What happens when an unstoppable force meets an immovable object? We’re about to find out. The Texans remain firm in their stance that star quarterback Deshaun Watson isn’t going anywhere. Watson would beg to differ. Furious at the team for not consulting him before hiring GM Nick Caserio or head coach David Culley (last year’s DeAndre Hopkins trade didn’t sit well with him either), Watson has been adamant he wants no part of the Texans and will do whatever he can to facilitate a trade.

With neither side giving an inch, this standoff could go on for quite some time. Many have wondered if Watson, in his quest to play anywhere but Houston, would be willing to sit out the entire season, a rare but not unprecedented measure. Le’Veon Bell staged a similar, season-long holdout in 2018, albeit under slightly different circumstances (because he never signed his franchise tag, Bell technically wasn’t on the Steelers’ roster).

If Houston continues to resist Watson’s increasingly desperate demands, and the 25-year-old remains steadfast in his intention to never play another down for the team that drafted him 12th overall in 2017, the Clemson product would forfeit over $20 million in combined salary and bonuses by sitting out the year, according to Mike Florio of ProFootballTalk on NBC Sports.

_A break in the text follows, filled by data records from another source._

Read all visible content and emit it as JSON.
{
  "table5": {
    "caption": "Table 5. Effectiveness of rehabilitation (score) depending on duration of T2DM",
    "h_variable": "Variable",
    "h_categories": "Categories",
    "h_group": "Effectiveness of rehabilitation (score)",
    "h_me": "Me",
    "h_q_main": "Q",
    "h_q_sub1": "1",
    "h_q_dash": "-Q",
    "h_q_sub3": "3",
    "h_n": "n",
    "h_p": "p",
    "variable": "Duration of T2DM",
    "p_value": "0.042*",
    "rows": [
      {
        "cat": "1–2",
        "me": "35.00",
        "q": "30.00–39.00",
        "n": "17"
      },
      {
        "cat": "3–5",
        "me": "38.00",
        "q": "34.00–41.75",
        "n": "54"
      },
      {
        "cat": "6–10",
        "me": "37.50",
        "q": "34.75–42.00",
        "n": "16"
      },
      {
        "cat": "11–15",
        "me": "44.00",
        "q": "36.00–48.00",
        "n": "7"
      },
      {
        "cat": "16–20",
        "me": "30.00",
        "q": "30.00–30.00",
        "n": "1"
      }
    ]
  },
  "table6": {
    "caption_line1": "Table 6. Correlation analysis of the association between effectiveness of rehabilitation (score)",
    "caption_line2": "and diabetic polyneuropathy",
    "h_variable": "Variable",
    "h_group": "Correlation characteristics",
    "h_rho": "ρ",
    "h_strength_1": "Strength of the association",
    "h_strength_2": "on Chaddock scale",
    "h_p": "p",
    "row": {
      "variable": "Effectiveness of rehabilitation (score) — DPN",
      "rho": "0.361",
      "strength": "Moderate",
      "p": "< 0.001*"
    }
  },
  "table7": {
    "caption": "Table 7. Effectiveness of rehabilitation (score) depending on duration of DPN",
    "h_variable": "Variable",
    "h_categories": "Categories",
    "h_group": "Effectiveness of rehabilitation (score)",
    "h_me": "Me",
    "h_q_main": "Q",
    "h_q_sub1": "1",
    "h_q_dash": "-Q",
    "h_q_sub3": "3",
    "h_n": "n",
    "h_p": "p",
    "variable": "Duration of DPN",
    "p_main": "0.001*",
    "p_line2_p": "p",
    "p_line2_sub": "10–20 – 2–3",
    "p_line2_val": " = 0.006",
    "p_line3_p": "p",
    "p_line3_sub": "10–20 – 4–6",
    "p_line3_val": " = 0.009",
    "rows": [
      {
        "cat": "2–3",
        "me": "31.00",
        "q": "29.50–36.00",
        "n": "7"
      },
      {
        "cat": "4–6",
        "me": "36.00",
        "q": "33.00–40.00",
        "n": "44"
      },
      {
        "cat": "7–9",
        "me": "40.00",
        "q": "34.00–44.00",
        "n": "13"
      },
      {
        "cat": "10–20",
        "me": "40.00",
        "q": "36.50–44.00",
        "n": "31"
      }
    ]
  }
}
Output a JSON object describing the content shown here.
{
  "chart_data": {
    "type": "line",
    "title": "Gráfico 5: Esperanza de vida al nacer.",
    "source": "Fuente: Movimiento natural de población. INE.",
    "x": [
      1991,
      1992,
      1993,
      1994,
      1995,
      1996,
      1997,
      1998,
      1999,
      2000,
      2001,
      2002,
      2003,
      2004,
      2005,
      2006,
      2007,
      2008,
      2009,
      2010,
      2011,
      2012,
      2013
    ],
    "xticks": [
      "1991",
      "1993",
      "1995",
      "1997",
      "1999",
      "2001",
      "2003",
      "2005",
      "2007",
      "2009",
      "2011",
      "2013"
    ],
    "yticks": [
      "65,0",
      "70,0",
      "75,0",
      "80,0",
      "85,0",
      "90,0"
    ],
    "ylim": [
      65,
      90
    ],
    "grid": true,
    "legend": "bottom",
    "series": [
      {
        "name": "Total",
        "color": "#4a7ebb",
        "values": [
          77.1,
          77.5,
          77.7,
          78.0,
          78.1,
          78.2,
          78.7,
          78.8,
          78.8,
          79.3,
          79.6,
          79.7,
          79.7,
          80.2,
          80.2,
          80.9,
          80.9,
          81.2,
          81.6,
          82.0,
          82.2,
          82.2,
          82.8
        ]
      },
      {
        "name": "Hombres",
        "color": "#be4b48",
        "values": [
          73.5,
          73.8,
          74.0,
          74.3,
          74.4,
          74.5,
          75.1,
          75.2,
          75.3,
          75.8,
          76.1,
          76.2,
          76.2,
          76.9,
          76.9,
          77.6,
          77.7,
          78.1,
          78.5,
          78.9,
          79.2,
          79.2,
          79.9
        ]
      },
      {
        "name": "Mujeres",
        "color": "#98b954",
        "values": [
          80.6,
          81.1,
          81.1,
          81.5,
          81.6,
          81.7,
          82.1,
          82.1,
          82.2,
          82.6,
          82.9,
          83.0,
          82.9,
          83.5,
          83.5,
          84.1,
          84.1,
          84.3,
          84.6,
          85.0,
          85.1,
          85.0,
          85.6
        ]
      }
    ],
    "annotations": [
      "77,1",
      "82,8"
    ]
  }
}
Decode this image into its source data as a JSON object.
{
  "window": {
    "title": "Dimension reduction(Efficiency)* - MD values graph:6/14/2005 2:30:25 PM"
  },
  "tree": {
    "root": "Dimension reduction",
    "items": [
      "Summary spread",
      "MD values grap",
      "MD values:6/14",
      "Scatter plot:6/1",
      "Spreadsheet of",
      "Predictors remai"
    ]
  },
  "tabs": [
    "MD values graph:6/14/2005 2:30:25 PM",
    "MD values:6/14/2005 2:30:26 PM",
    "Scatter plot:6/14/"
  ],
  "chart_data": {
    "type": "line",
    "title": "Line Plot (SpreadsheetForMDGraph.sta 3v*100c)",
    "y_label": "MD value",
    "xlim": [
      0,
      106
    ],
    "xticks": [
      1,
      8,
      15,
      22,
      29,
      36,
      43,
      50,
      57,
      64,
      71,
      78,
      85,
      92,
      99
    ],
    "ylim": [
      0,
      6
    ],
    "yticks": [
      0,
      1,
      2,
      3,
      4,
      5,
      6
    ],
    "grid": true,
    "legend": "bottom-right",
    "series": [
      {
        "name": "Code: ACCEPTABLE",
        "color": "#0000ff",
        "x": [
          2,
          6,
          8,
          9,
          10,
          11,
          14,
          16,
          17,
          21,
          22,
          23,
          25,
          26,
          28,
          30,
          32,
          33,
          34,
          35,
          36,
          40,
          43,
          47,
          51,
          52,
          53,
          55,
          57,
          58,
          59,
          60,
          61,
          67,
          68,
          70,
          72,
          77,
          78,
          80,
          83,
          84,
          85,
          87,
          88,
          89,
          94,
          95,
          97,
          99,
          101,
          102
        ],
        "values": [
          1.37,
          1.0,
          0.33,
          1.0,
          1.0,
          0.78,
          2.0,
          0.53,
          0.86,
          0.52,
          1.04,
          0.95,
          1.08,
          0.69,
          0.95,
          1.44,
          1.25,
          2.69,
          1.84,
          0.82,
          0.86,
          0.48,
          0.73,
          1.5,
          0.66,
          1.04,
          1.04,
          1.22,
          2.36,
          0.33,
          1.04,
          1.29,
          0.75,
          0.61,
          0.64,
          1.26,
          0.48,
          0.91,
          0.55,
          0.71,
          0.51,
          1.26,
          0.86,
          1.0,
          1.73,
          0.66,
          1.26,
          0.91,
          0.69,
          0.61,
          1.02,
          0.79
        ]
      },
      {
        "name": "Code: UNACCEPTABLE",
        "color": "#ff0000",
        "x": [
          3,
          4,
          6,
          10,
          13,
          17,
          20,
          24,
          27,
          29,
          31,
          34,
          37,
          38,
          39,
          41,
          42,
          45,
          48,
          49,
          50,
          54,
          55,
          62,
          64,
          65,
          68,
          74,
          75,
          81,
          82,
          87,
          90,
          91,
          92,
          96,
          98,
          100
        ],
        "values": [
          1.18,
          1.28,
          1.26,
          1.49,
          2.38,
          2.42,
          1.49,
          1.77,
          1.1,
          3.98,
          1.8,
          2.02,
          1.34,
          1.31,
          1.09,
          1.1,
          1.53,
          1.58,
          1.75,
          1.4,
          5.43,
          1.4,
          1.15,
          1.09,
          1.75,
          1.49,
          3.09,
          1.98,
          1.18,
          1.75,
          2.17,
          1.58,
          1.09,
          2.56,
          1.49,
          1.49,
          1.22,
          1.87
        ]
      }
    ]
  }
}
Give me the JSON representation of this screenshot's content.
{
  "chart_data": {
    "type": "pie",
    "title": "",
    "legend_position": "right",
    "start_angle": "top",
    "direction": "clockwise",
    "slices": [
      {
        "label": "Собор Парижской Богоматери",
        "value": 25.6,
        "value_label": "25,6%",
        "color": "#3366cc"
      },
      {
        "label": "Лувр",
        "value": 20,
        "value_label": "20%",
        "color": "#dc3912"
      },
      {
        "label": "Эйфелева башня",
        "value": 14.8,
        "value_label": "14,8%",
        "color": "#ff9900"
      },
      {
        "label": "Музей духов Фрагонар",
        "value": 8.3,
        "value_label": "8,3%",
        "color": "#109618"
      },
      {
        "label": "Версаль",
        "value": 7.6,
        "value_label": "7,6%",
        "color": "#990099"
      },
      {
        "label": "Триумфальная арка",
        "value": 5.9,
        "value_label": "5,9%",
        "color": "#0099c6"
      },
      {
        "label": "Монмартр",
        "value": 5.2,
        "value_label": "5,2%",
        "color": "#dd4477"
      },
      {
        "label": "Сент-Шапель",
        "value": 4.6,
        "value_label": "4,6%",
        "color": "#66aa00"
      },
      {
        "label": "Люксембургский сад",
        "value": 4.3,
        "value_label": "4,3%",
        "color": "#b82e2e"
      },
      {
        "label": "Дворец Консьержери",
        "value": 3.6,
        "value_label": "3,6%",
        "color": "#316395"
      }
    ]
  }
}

For starters, if Watson opts not to play, he’d be punting on a $10.54-million base salary. That figure could potentially rise to $11.16 million if the NFL moves to a 17-game regular season, a long-awaited change that many believe will finally come to fruition this year. Not suiting up in 2021 would also cost Watson his signing bonus, putting $5.4 million back in Houston’s pocket.

If Watson blows off the team’s mandatory minicamp in June, he’d be subject to a fine of $93,085. Florio calculated that at $50,000 a day, Watson would rack up an additional $1.7 million in fines for skipping all 34 days of Texans training camp. Assuming three preseason games, the Texans could deduct another $1.86 million if Watson no-shows for Houston’s exhibition slate this summer. That all adds up to $20.213 million. Plus, if Watson decides to play hooky all year, his contract would toll, meaning his $35-million base salary (that’s under the assumption of a 16-game regular season) in 2022 would be pushed back a year to 2023.

We’re really in the weeds now, but you get the idea. A lot can change between now and Week 1, but if both sides continue to dig in their heels, last year’s NFL passing yards leader would be on the hook for a hefty sum. That may not matter to Watson—he’s already pocketed over $40 million in career earnings. But it would to most players.